Wipro has lined up plans to invest close to Rs 2 bn per annum over the next two to three years. Not surprisingly, more than 70 per cent of this amount will be invested in the IT business, Wipro's golden goose.
The company has also acquired an Internet Service Provider (ISP) licence through which it plans to corner the business-to-business segment of this lucrative new emerging market. The ISP venture has been spun off into a separate JV - Wipro Net, in association with KPN (Royal Dutch Telecom). From a total equity capital of Rs 250 m, Wipro will contribute Rs 137.5 m to the JV. The company has also identified the Internet and e-commerce as a major thrust area and has made sizeable investments in this business.
To sustain the scorching growth rate over the next few years, the company may need to make some strategic acquisitions, both in India and abroad. This could lead to dilution of equity and is one area of speculation amongst analysts.
In addition, Wipro's finance arm, Wipro Finance, may prove to be a spot of bother for the company. In the second quarter of the current financial year, Wipro made a non-recurring provision of Rs 581 m related to its investments in Wipro Finance. This could be further pressure on Wipro to provide for an additional Rs 350 m in early 2001, if ICICI - an investor in Wipro Finance decides to offload its preference shares in the company.

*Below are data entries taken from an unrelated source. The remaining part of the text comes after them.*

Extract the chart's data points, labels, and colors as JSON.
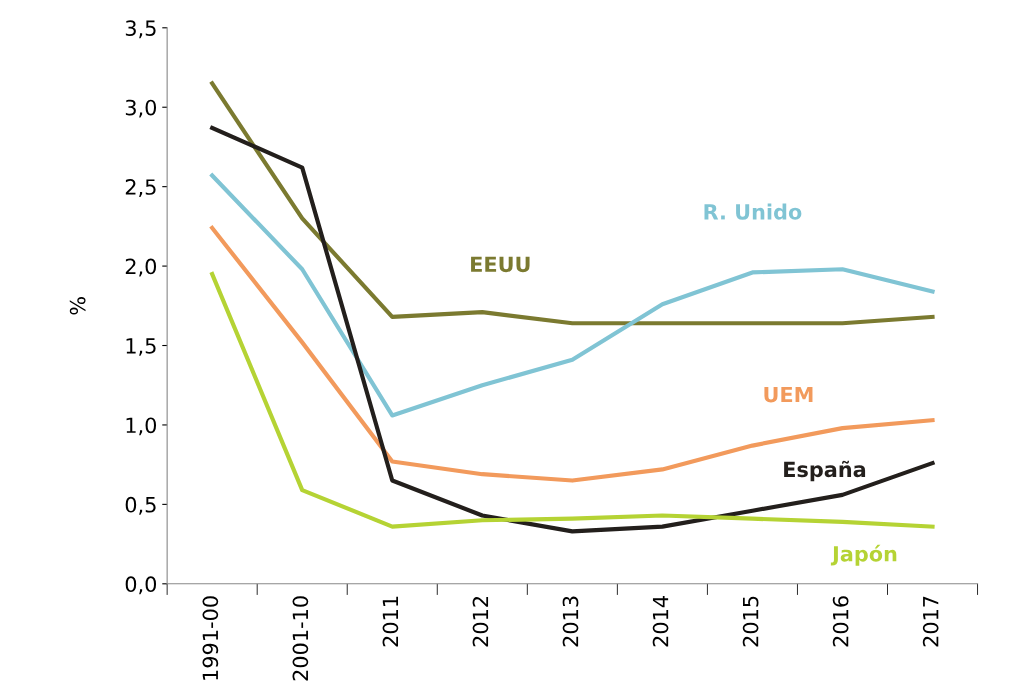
{
  "chart_data": {
    "type": "line",
    "ylabel": "%",
    "categories": [
      "1991-00",
      "2001-10",
      "2011",
      "2012",
      "2013",
      "2014",
      "2015",
      "2016",
      "2017"
    ],
    "series": [
      {
        "name": "EEUU",
        "color": "#7b7a30",
        "values": [
          3.15,
          2.3,
          1.68,
          1.71,
          1.64,
          1.64,
          1.64,
          1.64,
          1.68
        ]
      },
      {
        "name": "R. Unido",
        "color": "#80c4d4",
        "values": [
          2.57,
          1.98,
          1.06,
          1.25,
          1.41,
          1.76,
          1.96,
          1.98,
          1.84
        ]
      },
      {
        "name": "UEM",
        "color": "#f29a5c",
        "values": [
          2.24,
          1.52,
          0.77,
          0.69,
          0.65,
          0.72,
          0.87,
          0.98,
          1.03
        ]
      },
      {
        "name": "España",
        "color": "#231f1c",
        "values": [
          2.87,
          2.62,
          0.65,
          0.43,
          0.33,
          0.36,
          0.46,
          0.56,
          0.76
        ]
      },
      {
        "name": "Japón",
        "color": "#b5d334",
        "values": [
          1.95,
          0.59,
          0.36,
          0.4,
          0.41,
          0.43,
          0.41,
          0.39,
          0.36
        ]
      }
    ],
    "ylim": [
      0,
      3.5
    ],
    "yticks": [
      {
        "value": 0,
        "label": "0,0"
      },
      {
        "value": 0.5,
        "label": "0,5"
      },
      {
        "value": 1,
        "label": "1,0"
      },
      {
        "value": 1.5,
        "label": "1,5"
      },
      {
        "value": 2,
        "label": "2,0"
      },
      {
        "value": 2.5,
        "label": "2,5"
      },
      {
        "value": 3,
        "label": "3,0"
      },
      {
        "value": 3.5,
        "label": "3,5"
      }
    ],
    "grid": false,
    "legend": false,
    "marker": "none",
    "line_style": "solid"
  }
}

Wipro's competitiveness in its non-IT businesses like baby care, soaps and toiletries, vanaspati, and lighting is limited to offering cost-efficient products. Wipro has failed to command market leadership in any of these segments. In fact, in all these segments Wipro competes with MNCs, like Johnson & Johnson (baby care), Procter & Gamble (soaps), Philips (lighting), General Electric (lighting) and Hindustan Lever (soaps and vanaspati) who command total control over their respective segments. So far in its FMCG business, Wipro has had limited success in differentiating itself from the competition, and has scored only in cost competitiveness.